Bogotá, D.C., veintidós (22) de noviembre de dos mil dieciocho (2018).

Decide la Corte la impugnación del fallo proferido el 8 de octubre 2018 por la Sala Civil-Familia del Tribunal Superior del Distrito Judicial de Barranquilla, que negó la tutela de Reinaldo Arturo López Cardona contra el Juzgado Primero de Ejecución Civil del Circuito de esa ciudad, siendo vinculados el Banco de Bogotá S.A., Karina María Berrocal Anaya e Inverlhemar S.A.S.

ANTECEDENTES

1. Directamente, el promotor reclamó que como mecanismo transitorio para evitar un perjuicio irremediable se protejan sus prerrogativas al debido proceso, acceso a la administración de justicia y vivienda digna, coligiéndose que aspira a que se ordene dejar sin efecto el mandamiento de pago dictado en dicho asunto o, en subsidio, definir la petición de anular el auto de 27 de enero de 2017 y todos los puntos del escrito con que atacó el proveído de 3 de abril siguiente.

2. En suma, señaló que el acusado no ha definido la “nulidad” que alegó respecto de la primera providencia ni ha resuelto sobre la reposición y la apelación con que cuestionó la última.
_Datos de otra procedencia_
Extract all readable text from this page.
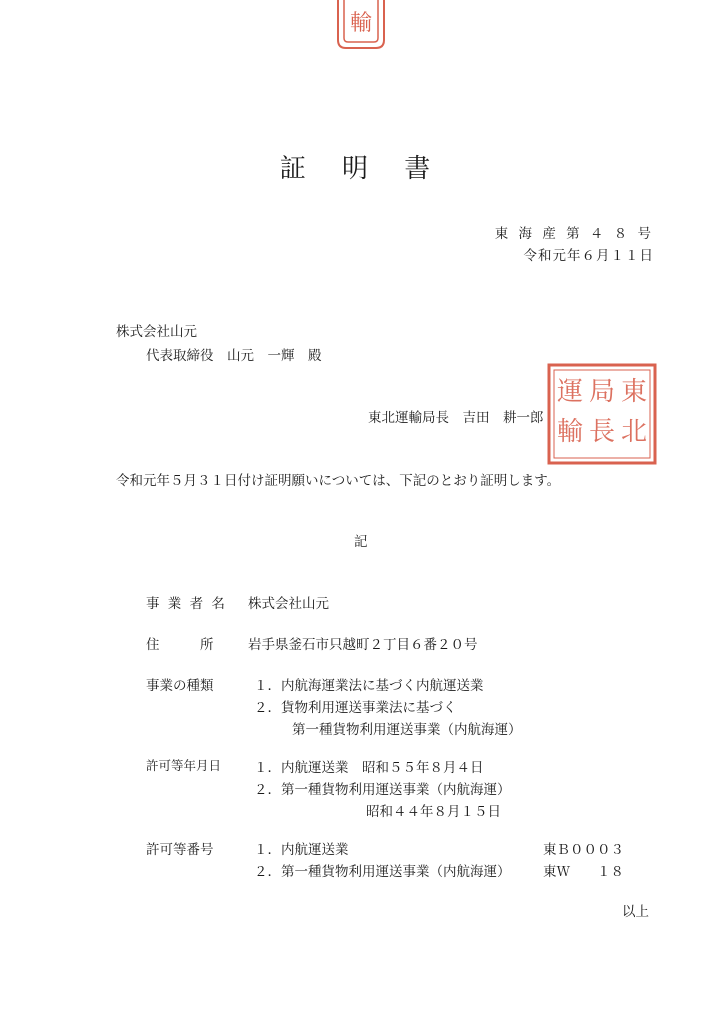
輸
証 明 書
東 海 産 第 ４ ８ 号
令和元年６月１１日
株式会社山元
代表取締役　山元　一輝　殿
東
北
局
長
運
輸
東北運輸局長　吉田　耕一郎
令和元年５月３１日付け証明願いについては、下記のとおり証明します。
記
事 業 者 名 株式会社山元
住　　　所	岩手県釜石市只越町２丁目６番２０号
事業の種類	１．内航海運業法に基づく内航運送業
２．貨物利用運送事業法に基づく
第一種貨物利用運送事業（内航海運）
許可等年月日 １．内航運送業　昭和５５年８月４日
２．第一種貨物利用運送事業（内航海運）
昭和４４年８月１５日
許可等番号	１．内航運送業	東Ｂ０００３
２．第一種貨物利用運送事業（内航海運） 東Ｗ　　１８
以上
Además, se dolió de que aceptó indebidamente una cesión sin previo traslado ni examinar si su objeto era el crédito o derechos litigiosos, toda vez que en el segundo caso él podría ejercer retracto, amén de que fijó fecha para remate sin desatar su memorial “solicitando el pago total de la obligación”.

3. El Juzgado aseguró que lo expresado carece de “evidente relevancia constitucional” y el actor no “sustentó jurídicamente el vicio o error constitutivo de la vía de hecho que alega, máxime si se tiene en cuenta que frente a las providencia (sic) censuradas no agotó los recursos de ley”. Aseveró que el auto de 27 de enero de 2017 y los ulteriores “se encuentran perfectamente ajustados al marco legal”, destacando que resolvió todos los puntos, pues el 23 de octubre de ese año negó la nulidad sin protesta del interesado, en tanto que el 14 de junio postrero no dio curso al avalúo allegado. Aseveró que los hechos aquí presentados fueron “dilucidados, específicamente desde el auto de fecha 23 de octubre de 2018” (sic), fls. 56 y 57.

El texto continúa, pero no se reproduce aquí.